Estoy bien. Trabajo demasiado. No es nada que no puedan curar siete horas de sueño.
El jefe Randolph se le acercó con una fumigadora sujeta a su ancha espalda. Tenía la cara empapada en sudor.
– ¿Jim? ¿Estás bien?
– Sí -respondió Big Jim. Y lo estaba. Lo estaba. Se encontraba en la cúspide de la vida, era el momento ideal para alcanzar la grandeza, un hito que siempre se había considerado capaz de lograr. No pensaba permitir que unos problemillas de corazón se lo impidieran-. Solo estoy cansado. Llevo todo el día de un lado para otro, sin parar.
– Vete a casa -le aconsejó Randolph-. Nunca creí que llegaría a dar gracias a Dios por la Cúpula, y no voy a hacerlo ahora, pero como mínimo funciona como barrera contra el viento. Todo saldrá bien. He enviado a unos cuantos hombres al tejado del Drugstore y de la librería por si salta alguna chispa, así que puedes…

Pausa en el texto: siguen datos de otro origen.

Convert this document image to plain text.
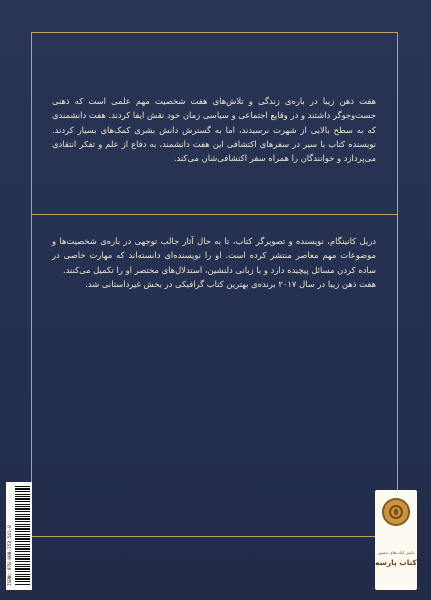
هفت ذهن زیبا در باره‌ی زندگی و تلاش‌های هفت شخصیت مهم علمی است که ذهنی جست‌وجوگر داشتند و در وقایع اجتماعی و سیاسی زمان خود نقش ایفا کردند. هفت دانشمندی که به سطح بالایی از شهرت نرسیدند، اما به گسترش دانش بشری کمک‌های بسیار کردند. نویسنده کتاب با سیر در سفرهای اکتشافی این هفت دانشمند، به دفاع از علم و تفکر انتقادی می‌پردازد و خوانندگان را همراه سفر اکتشافی‌شان می‌کند.

دریل کانینگام، نویسنده و تصویرگر کتاب، تا به حال آثار جالب توجهی در باره‌ی شخصیت‌ها و موضوعات مهم معاصر منتشر کرده است. او را نویسنده‌ای دانسته‌اند که مهارت خاصی در ساده کردن مسائل پیچیده دارد و با زبانی دلنشین، استدلال‌های مختصر او را تکمیل می‌کنند.

هفت ذهن زیبا در سال ۲۰۱۷ برنده‌ی بهترین کتاب گرافیکی در بخش غیرداستانی شد.

ISBN: 978-600-253-541-8	ناشر کتاب‌های مصور
کتاب پارسه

– ¿A qué hombres? -El corazón se estaba calmando, calmando. Bien.
– A Henry Morrison y a Toby Whelan a la librería. A Georgie Frederick y a uno de los chicos nuevos al del Drugstore. Uno de los hijos de Killian, creo. Rommie Burpee se ha ofrecido como voluntario para subir con ellos.
– ¿Tienes el walkie ?
– Claro que sí.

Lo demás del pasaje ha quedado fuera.